# App for existing building dimensions and penetrations?



## smitty010203 (May 22, 2014)

Hey all,

I have been searching for a while but have yet to find the perfect App for a commercial roofer who spends some time walking existing buildings. I need something that will allow me to easily and quickly enter dimensions on a google earth image (which I have previously entered into the app) after I manually measure them. Likewise the app needs to be able to provide "eaches" at the touch of the screen, ie. roof drains, vtrs etc. As well as some other helpful information.
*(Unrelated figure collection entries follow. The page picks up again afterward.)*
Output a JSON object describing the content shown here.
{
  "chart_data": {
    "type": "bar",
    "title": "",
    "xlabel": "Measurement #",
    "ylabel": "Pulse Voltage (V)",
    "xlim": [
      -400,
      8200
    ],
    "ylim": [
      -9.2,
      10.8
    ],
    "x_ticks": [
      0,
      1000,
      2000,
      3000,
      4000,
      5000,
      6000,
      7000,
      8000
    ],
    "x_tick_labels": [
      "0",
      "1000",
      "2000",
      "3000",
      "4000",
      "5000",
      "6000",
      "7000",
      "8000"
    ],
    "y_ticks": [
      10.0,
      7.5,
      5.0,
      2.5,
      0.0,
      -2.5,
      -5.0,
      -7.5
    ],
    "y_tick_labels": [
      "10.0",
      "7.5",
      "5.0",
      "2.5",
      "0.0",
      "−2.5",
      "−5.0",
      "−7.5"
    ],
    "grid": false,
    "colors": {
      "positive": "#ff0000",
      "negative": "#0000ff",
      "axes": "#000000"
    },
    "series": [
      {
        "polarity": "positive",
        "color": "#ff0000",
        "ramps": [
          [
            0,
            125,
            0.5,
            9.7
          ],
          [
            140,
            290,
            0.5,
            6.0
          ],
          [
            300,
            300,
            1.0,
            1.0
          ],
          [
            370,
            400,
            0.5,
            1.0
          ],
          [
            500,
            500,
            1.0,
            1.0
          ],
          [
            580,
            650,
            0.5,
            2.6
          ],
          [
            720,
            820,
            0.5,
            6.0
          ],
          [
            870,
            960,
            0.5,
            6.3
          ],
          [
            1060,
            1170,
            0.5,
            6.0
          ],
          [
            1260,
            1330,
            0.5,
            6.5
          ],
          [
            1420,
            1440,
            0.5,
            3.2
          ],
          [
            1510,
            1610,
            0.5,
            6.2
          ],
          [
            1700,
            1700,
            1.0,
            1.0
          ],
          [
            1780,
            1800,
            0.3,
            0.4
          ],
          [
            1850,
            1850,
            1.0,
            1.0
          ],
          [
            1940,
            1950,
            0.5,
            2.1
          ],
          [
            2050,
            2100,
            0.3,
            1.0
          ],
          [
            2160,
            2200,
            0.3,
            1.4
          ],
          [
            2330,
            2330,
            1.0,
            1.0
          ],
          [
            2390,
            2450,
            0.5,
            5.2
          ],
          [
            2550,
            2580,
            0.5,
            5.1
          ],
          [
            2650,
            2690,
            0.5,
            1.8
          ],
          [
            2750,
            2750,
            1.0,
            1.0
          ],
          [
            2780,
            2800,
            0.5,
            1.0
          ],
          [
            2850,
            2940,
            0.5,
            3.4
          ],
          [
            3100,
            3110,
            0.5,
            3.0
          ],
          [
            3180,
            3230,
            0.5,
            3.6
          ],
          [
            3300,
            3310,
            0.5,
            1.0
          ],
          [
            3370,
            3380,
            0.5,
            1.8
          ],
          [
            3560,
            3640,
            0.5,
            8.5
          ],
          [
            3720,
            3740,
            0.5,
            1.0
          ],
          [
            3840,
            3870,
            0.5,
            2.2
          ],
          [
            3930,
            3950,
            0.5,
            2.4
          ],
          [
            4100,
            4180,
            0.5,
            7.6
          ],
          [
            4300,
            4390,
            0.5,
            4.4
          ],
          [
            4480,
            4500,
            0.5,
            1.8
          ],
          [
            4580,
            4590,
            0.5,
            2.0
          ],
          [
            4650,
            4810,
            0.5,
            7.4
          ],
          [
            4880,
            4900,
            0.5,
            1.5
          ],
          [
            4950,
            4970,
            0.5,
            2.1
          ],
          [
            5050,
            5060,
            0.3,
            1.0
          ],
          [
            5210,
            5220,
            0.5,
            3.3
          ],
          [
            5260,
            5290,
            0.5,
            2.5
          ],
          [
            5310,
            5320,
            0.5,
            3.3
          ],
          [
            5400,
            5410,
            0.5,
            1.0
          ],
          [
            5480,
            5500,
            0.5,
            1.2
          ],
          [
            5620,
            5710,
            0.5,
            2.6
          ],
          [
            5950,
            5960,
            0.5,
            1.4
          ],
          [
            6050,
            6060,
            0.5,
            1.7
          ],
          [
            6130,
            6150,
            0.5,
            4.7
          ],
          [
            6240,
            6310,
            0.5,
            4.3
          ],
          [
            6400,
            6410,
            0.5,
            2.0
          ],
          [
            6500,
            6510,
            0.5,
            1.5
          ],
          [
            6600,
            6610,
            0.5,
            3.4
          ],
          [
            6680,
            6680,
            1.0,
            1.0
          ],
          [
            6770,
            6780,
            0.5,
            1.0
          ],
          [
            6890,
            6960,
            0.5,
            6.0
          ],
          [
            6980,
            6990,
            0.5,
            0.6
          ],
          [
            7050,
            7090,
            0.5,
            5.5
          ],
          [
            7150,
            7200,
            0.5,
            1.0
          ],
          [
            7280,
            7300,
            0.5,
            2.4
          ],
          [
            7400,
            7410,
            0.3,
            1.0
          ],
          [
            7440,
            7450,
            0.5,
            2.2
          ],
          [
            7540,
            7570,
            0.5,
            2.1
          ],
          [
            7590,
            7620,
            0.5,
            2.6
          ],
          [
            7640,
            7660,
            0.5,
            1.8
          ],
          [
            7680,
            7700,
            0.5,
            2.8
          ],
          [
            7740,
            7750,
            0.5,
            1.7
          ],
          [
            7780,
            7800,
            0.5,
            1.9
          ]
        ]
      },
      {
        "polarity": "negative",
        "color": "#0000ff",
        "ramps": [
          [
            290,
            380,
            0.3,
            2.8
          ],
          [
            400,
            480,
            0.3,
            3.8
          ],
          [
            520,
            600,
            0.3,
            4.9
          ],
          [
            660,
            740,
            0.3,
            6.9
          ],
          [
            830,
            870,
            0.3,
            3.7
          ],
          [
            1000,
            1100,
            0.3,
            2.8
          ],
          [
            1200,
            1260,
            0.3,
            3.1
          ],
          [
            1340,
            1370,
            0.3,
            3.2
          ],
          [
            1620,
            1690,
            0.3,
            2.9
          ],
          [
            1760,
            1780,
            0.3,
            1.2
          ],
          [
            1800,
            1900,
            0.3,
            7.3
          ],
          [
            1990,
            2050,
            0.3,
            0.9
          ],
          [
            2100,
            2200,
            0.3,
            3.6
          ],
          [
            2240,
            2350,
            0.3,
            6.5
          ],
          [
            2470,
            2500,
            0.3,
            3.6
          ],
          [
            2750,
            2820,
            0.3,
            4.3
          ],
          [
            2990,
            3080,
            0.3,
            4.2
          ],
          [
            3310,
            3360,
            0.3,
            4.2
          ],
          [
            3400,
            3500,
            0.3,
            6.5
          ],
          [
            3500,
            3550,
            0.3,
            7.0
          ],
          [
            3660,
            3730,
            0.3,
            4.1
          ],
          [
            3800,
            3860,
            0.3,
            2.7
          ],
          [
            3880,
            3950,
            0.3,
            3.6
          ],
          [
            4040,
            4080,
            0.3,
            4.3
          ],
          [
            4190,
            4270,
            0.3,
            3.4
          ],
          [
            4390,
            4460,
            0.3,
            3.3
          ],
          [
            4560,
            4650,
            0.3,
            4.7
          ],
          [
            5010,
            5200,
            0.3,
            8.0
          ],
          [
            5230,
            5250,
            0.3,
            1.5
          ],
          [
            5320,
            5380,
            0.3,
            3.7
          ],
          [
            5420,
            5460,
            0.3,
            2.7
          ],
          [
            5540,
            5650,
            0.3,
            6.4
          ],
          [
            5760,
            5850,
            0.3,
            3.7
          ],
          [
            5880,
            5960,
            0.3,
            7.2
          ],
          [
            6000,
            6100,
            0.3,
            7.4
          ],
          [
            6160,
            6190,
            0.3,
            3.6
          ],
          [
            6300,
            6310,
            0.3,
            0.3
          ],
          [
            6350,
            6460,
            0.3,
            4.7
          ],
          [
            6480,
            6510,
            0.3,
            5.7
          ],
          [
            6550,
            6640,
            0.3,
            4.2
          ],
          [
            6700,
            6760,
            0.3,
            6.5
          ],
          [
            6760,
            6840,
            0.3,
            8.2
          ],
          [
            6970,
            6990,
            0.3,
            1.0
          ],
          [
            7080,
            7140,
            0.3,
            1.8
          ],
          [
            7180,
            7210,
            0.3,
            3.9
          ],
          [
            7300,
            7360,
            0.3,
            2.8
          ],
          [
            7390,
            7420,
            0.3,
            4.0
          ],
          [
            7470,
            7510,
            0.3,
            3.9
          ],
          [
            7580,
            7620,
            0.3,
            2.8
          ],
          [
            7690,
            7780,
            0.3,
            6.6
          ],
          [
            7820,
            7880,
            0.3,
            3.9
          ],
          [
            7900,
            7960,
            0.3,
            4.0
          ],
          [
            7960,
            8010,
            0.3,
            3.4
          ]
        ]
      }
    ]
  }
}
Anyone know of any programs that do it all like this? I have downloaded about every dimension, map editing, roofing, app i can find and none of them fit the bill..


----------



## 1985gt (Dec 21, 2010)

A pad and paper? 

I'll take a image of a building and do a quick drawing with a program we use, mark the general locations of units and such. Then just measure and draw the items you need that you can't see on google.


----------



## Grumpy (Oct 29, 2008)

No idea what an Each is. I too walk many roofs, infact I prefer walking the roof to bidding from print. I will take a peek at the satellite image before visiting the job. Sometimes I will print the image, often times not. I will take a sheet of paper, redraw the roof, measure on site, and write down my measurements. I will count accessories and also write those down as well. 

While having an app could simplify things, actually from the shingle roof apps I have seen I found to over complicate things. 


When it comes to roofing apps, and CRM software, I have never found one that fits the bill for anything. Developing your own will probably cost more than it's worth. I know that is true for CRM.


----------